Understanding Trends in the Jail Population in Louisville Metro, Kentucky: 2010 to 2019
This report and related research brief provide key metrics on the jail population in the Louisville Metro Detention Center (LMDC), including trends in jail admissions, length of stay, bed days utilized, and individuals who return to jail repeatedly. These reports provide key insights into the factors driving jail populations in LMDC and highlights key policy changes that may be influencing the number of people admitted to jail and how long they stay in jail. This study was funded by the Pew Charitable Trusts and is the first in a series of studies on jail populations in jurisdictions that make up The Research Network on Misdemeanor Justice (RNMJ), a project of the Data Collaborative for Justice (DCJ).
- Fewer low-level arrests have resulted in fewer jail admissions. Driven by fewer arrests for misdemeanors and violations, admissions to the LMDC declined by 35% between 2010 to 2019 – from a high of 43,724 admissions to 28,255 admissions.

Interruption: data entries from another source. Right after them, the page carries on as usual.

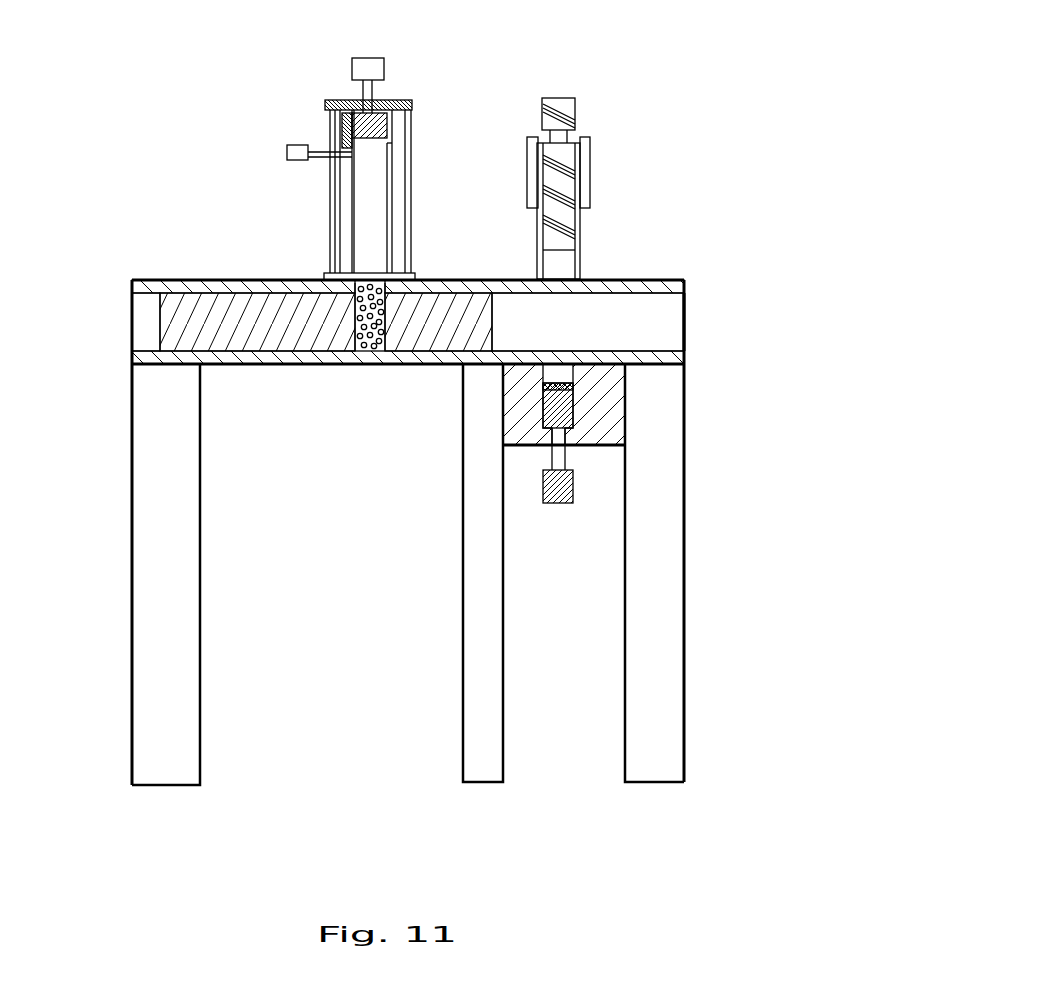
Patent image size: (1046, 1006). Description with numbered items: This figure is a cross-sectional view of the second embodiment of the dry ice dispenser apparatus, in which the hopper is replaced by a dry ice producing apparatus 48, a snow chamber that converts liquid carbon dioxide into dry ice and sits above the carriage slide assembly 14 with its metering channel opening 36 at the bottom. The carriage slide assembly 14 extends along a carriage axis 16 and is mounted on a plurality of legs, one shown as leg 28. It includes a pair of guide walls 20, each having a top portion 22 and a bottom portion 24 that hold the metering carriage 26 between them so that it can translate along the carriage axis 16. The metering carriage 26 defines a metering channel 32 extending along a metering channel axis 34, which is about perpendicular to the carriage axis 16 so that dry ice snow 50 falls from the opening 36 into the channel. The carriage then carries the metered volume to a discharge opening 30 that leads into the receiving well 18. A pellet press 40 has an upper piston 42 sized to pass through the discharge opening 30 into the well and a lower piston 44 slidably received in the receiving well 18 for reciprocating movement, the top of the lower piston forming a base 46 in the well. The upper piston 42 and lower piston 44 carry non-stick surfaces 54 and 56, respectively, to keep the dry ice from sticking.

The carriage slide assembly 14 is at (216, 278).
The carriage axis 16 is at (698, 323).
The receiving well 18 is at (600, 434).
The guide walls 20 is at (667, 315).
The top portion 22 is at (628, 283).
The bottom portion 24 is at (270, 372).
The metering carriage 26 is at (205, 328).
The leg 28 is at (183, 603).
The discharge opening 30 is at (567, 350).
The metering channel 32 is at (355, 330).
The metering channel axis 34 is at (370, 383).
The metering channel opening 36 is at (373, 272).
The pellet press 40 is at (626, 117).
The upper piston 42 is at (563, 98).
The lower piston 44 is at (548, 505).
The base 46 is at (550, 378).
The dry ice producing apparatus 48 is at (397, 97).
The dry ice snow 50 is at (378, 356).
The non-stick surface 54 is at (560, 262).
The non-stick surface 56 is at (570, 380).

- Increases in length of stay are a key driver of jail populations. Between 2010 and 2019, the average length of stay increased from 18.9 days to 30.4 days – a 60% increase that had a significant impact on the size of the jail population. The people who were most likely to stay in jail for more than 30 days were those who were booked on new charges, those awaiting transfer to state prison, and people charged with crimes against persons.

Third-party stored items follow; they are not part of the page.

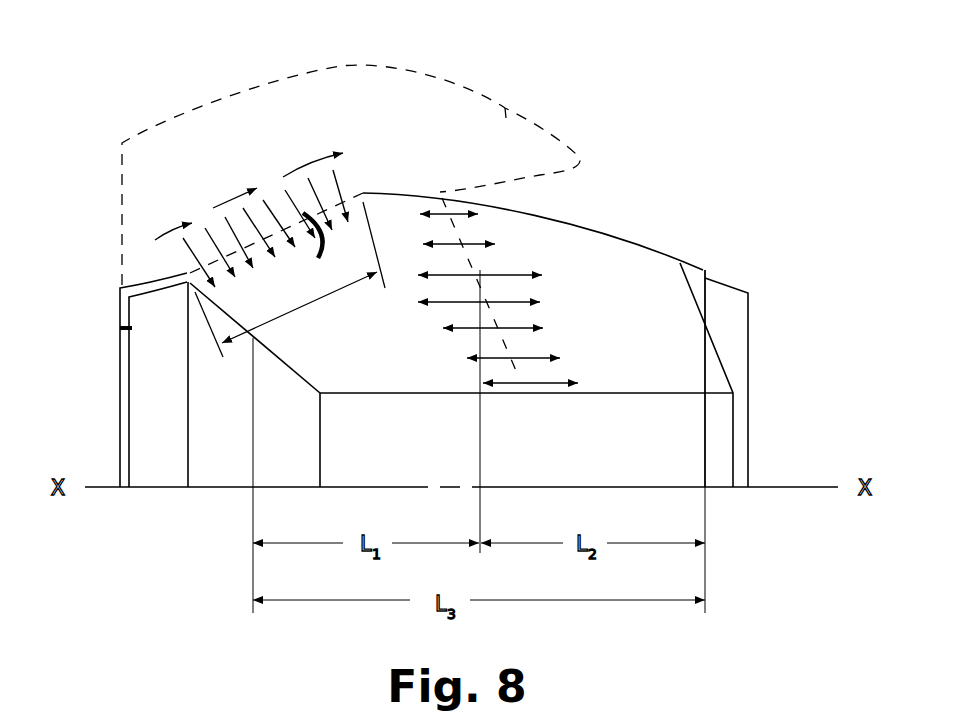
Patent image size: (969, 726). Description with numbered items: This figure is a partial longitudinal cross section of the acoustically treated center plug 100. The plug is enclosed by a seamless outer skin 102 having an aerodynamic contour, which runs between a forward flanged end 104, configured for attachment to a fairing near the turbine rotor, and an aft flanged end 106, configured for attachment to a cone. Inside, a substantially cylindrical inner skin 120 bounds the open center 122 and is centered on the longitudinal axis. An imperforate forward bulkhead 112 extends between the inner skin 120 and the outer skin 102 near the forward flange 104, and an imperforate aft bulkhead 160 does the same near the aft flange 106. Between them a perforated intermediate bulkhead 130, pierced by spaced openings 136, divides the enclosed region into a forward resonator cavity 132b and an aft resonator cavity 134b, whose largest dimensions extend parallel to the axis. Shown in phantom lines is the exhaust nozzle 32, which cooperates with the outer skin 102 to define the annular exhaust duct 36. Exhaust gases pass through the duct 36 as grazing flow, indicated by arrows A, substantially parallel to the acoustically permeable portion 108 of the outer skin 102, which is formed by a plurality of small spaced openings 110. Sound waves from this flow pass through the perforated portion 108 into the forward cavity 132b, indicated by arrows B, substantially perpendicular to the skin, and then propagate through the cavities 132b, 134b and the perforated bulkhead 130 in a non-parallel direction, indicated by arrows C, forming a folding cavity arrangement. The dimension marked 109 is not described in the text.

The exhaust nozzle 32 is at (417, 82).
The annular exhaust duct 36 is at (347, 139).
The center plug 100 is at (710, 220).
The outer skin 102 is at (593, 230).
The forward flanged end 104 is at (120, 302).
The aft flanged end 106 is at (733, 287).
The acoustically permeable portion 108 is at (218, 233).
The ramp length 109 is at (310, 302).
The spaced openings 110 is at (335, 241).
The forward bulkhead 112 is at (290, 368).
The inner skin 120 is at (550, 393).
The open center 122 is at (430, 463).
The perforated intermediate bulkhead 130 is at (460, 232).
The forward resonator cavity 132b is at (423, 239).
The aft resonator cavity 134b is at (522, 261).
The spaced openings 136 is at (460, 230).
The aft bulkhead 160 is at (720, 353).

- Bail continues to be a key driver of the jail population. Length of stay decreased for those with bail set below $5,000; however, those with the higher bails saw a substantial increase in length of stay from 56 to 92 days and accounted for 86% of people with bail set who spent 180+ days in jail.
- Black people are disproportionately represented in jail admissions and experienced significant increases in lengths of stay between 2010 and 2019. In 2019, Black people accounted for 39% of jail admissions but just over 20% of the population of Jefferson County. The average length of stay for Black people increased 15 days over the study period, compared to a 10 day increase for white people.
- A significant proportion of people return to jail repeatedly. Of people jailed in 2010, 69.8% returned to jail at least once between 2010 and 2019 and over a quarter (27.7%) returned five or more times.